The mean age of the patients was 51.2 years, 30.2% were aged 75 years or older, and 57.5% were women. The mean number of managed problems per encounter was 1.4. The most common specific diagnoses were essential hypertension (9.3% of the encounters) and acute upper respiratory infections (8.8%). Older patients had more health problems in each encounter (P = 0.000001). GPs differed regarding the characteristics of their patients, including sex, age and number of health problems managed at each encounter. The patients of different GPs differed regarding sex, age and number of health problems managed.

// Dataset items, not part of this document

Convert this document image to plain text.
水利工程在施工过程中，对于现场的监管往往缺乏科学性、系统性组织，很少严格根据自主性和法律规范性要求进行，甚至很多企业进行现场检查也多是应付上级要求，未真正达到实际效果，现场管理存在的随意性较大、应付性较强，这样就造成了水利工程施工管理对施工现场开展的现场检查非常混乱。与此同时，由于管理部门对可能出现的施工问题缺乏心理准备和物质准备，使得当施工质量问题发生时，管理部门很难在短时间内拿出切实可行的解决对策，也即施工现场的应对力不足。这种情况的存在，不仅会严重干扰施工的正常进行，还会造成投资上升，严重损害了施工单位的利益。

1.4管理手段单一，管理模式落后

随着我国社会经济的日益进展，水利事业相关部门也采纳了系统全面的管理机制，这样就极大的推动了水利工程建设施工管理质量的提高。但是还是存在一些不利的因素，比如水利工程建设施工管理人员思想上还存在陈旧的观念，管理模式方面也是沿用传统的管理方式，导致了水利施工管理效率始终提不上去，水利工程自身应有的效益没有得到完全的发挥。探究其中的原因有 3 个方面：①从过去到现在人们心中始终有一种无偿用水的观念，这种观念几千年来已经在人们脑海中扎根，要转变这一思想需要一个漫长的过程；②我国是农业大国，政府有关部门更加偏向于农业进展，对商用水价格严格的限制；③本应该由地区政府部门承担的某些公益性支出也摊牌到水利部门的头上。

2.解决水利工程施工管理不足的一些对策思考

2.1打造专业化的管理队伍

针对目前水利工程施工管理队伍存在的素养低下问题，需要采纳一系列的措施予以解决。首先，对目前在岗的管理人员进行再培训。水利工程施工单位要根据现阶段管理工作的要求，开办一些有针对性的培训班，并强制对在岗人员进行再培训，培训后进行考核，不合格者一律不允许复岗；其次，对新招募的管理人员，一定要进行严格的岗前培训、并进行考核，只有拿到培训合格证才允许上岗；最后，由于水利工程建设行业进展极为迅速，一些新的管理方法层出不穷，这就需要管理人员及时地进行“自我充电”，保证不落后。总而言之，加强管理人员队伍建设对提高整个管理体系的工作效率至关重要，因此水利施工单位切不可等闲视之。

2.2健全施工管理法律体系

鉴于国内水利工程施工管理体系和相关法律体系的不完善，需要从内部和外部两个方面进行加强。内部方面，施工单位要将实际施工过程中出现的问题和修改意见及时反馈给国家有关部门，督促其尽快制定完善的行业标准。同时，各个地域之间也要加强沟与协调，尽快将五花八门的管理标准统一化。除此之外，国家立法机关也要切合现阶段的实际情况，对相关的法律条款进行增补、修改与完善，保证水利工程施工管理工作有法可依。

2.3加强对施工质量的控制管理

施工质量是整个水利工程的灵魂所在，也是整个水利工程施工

Female and male patients had different diagnostic panoramas and they had a tendency to encounter a GP of the same sex (odds ratio 1.5, P = 0.053).

Conclusions:

We found that two diagnoses (essential hypertension and acute upper respiratory infections), four diagnostic groups, women and the elderly are predominant. Female and male patients have different diagnostic panoramas and they have a tendency to encounter a GP of the same sex. GPs differ regarding the characteristics of their patients, including sex, age and number of health problems managed at each encounter.